Falling oil demand from China, high inventories and rising US shale production prompted Goldman Sachs to cut its forecast range for Brent oil by $5 to $70-85 a barrel.

Commercial inventories were flat in the peak summer demand season, contrary to expectations for draws, Wall Street bank analysts wrote in a note published by Investing.com.

Higher U.S. supply offset some of the seasonal demand, according to Goldman Sachs.

Efficiency gains among US producers boosted shale supply by 200,000 barrels per day (bpd) above investment bank expectations.

Higher supply from America and possibly from OPEC+ later this year and into 2025 has led Goldman Sachs to forecast Brent crude prices to average below $80 a barrel next year.

The current forecast is now for Brent to average $77 a barrel as OPEC+ could opt for a strategic move to add supply and punish non-OPEC+ growth, according to Goldman’s note published by Bloomberg.

OPEC+ could decide to add supply to the market in a move that could “strategically discipline non-OPEC supply,” Goldman Sachs analysts wrote.

“Prices could outperform significantly in the near term, especially if OPEC strategically discourages stronger US shale growth or if a recession reduces oil demand,” the bank’s analysts noted, referring to a scenario where Brent could trade lower than its price forecast.

Morgan Stanley recently revised its oil price forecasts lower, reflecting expectations of increased supply from OPEC and non-OPEC producers amid signs of weakening global demand.

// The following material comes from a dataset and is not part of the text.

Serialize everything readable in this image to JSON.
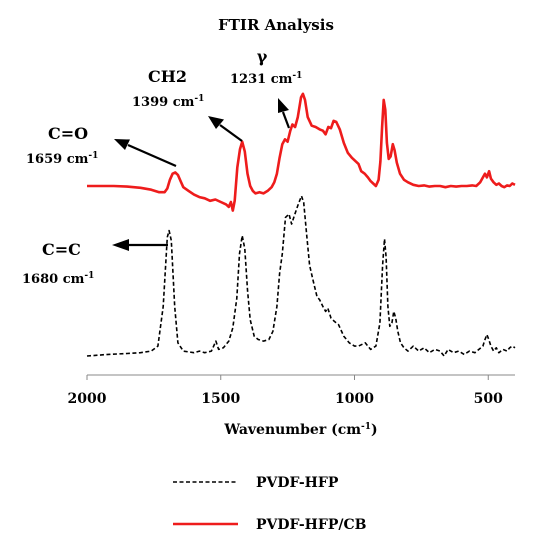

The bank now anticipates that while the crude oil market will remain tight through the third quarter, it will begin to stabilize in the fourth quarter and potentially move into surplus by 2025.

Morgan Stanley cut its fourth-quarter forecast to $80 a barrel, down from $85, and now expects prices to gradually fall to $75 a barrel by the end of 2025, slightly more lower than their previous estimate of $76.